Chroniques

par bertrand bolognesi

récital Robert Expert
hommage à Bernard Yannotta via Stravinsky

Académie Festival des Arcs / Notre-Dame des Vernettes et Chapiteau Arcs 1800
- 24 juillet 2005
concerts à Notre-Dame des Vernettes, photo de Bertrand Bolognesi, 2005
© bertrand bolognesi

À son édition 2005, l'Académie Festival des Arcs donne une thématique rigoureuse, exigeante et passionnante, s’agissant d’explorer la musique de chambre d’Igor Stravinsky. L'ombre de cette personnalité en perpétuel mouvement semble idéalement regarder ces deux semaines où la jeunesse se confronte au savoir de professeurs, tous excellents musiciens, qu'elle retrouve chaque soir pour une nouvelle fête musicale, où les maîtres puisent à l'étonnante source d'énergie d'élèves qui, pour certains d'entre eux, s'engageront peut-être un jour dans cette belle aventure de la transmission.
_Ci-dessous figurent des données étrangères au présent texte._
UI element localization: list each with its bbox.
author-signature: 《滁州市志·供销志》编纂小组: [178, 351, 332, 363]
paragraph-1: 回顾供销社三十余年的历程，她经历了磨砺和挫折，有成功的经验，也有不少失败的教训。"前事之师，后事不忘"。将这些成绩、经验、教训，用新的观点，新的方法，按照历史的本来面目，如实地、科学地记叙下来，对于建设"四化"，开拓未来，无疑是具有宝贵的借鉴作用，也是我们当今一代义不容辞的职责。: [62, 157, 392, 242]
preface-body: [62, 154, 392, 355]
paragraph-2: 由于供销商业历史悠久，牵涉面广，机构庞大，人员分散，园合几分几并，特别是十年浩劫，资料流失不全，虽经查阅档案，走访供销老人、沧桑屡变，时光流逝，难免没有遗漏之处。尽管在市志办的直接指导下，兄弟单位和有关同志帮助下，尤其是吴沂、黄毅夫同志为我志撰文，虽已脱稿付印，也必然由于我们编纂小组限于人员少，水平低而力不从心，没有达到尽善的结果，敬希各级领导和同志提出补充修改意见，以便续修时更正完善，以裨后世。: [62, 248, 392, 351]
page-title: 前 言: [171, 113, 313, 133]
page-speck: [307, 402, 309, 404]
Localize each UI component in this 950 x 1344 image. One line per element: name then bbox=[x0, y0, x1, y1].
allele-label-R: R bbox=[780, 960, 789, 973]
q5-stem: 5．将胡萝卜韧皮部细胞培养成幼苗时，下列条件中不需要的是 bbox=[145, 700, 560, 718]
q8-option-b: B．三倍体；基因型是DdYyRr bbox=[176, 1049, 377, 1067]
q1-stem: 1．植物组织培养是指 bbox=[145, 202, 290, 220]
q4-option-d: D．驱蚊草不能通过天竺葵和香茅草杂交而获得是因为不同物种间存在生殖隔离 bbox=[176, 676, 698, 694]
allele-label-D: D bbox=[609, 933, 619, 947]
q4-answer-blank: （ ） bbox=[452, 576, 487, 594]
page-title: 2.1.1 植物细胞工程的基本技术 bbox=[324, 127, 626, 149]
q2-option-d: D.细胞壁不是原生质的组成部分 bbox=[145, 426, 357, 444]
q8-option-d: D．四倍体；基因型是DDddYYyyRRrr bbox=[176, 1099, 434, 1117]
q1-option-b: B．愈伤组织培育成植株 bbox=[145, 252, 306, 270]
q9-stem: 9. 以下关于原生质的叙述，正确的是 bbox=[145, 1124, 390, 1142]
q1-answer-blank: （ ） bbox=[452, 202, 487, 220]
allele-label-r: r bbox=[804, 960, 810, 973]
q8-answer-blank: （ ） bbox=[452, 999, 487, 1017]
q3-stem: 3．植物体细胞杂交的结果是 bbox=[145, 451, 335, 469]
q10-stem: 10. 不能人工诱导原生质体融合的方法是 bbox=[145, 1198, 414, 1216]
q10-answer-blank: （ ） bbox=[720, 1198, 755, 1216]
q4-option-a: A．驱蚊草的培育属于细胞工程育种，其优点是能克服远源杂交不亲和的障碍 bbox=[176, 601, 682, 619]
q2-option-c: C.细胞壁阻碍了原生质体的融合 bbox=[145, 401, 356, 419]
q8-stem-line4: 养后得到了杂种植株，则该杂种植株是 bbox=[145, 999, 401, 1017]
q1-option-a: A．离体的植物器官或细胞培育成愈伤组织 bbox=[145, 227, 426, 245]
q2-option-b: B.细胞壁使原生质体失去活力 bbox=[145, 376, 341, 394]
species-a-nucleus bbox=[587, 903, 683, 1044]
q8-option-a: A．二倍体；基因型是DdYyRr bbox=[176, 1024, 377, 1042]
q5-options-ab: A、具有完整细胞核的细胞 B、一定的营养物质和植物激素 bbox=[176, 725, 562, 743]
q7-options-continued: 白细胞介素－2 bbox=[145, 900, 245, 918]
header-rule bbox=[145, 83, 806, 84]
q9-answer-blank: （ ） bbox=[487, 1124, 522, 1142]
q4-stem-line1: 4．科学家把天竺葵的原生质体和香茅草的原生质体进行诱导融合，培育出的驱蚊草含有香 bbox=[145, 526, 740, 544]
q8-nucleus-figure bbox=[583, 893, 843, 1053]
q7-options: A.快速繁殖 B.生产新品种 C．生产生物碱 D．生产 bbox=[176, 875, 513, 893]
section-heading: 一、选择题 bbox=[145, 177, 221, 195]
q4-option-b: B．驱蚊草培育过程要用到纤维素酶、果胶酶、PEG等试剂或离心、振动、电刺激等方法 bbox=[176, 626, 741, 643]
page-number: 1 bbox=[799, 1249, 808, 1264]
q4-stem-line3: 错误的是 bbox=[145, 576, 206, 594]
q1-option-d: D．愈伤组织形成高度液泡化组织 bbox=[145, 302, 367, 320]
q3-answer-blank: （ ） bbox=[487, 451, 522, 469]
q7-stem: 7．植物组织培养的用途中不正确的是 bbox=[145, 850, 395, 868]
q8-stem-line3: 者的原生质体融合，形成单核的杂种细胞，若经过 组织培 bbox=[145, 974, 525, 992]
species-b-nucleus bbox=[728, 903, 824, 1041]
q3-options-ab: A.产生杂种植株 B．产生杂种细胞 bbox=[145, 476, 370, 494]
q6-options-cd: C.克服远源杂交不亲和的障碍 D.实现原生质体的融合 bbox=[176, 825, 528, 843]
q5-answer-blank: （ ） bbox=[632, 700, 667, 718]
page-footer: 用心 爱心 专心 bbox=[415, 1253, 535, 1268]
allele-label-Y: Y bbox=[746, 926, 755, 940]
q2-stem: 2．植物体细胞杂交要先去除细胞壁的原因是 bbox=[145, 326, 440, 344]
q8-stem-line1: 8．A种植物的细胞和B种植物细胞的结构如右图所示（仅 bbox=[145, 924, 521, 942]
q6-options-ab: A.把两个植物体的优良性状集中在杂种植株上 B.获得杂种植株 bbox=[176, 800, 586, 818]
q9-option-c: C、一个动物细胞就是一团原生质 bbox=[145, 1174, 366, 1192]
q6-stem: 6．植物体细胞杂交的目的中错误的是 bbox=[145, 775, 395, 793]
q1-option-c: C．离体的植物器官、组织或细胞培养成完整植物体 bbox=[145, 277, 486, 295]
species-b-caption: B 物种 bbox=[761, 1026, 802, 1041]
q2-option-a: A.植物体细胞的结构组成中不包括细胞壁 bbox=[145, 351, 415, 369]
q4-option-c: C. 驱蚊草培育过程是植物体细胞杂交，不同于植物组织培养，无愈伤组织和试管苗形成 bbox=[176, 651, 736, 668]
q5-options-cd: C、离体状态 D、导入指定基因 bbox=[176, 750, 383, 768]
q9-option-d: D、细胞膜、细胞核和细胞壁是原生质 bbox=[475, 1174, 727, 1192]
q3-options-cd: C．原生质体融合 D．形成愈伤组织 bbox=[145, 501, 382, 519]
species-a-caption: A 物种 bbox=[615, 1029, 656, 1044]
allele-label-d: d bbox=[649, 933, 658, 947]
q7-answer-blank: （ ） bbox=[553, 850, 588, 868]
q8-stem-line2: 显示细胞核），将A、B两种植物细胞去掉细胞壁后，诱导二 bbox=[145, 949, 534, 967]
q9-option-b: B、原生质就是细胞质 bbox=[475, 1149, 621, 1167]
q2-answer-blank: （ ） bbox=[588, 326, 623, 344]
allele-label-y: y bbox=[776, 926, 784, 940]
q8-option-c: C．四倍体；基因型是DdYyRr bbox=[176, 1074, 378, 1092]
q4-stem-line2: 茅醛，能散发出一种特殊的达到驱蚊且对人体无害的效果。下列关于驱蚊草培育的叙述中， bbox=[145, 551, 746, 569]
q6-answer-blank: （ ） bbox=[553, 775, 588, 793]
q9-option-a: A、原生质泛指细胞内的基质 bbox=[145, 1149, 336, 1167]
L'extrême curiosité et la diversité étonnante du parcours de Stravinsky répond à l'effervescence d'une telle académie.

Apprenant les événements d'Octobre lorsqu'il est en Suisse, le compositeur réfugie son inspiration dans l'influence de divers courants de pensée touraniens dont la fréquentation avait inspiré L'Oiseau de feu et plus encore Le sacre du printemps, œuvres qui, dans l'esprit de leur créateur, sont moins une tentative d'avant-garde que la recherche d'une Russie improbable d'avant Pierre I, Saint-Pétersbourg et l'« européanisation ». Aimant à croire que les acteurs de la Révolution redonneraient sa fantasmatique « slavité » à la terre natale, il écrira d'un enthousiasme plus vif encore Renard et Noces, pour se tourner définitivement vers l'occident à partir de 1922, lorsqu'il lui faudra renoncer à l'espoir non seulement de voir ses rêves s'accomplir mais de retourner un jour vivre à Petrograd. Dès L'histoire du soldat, la Russie est loin derrière, et la découverte active du jazz, de la musique baroque italienne et de la commedia dell'arte donne bientôt un tour nouveau à sa musique. C'est dire à quel point le néoclassicisme de Stravinsky est bien enraciné, avant même les régressions formelles qui le rendraient constatable au public !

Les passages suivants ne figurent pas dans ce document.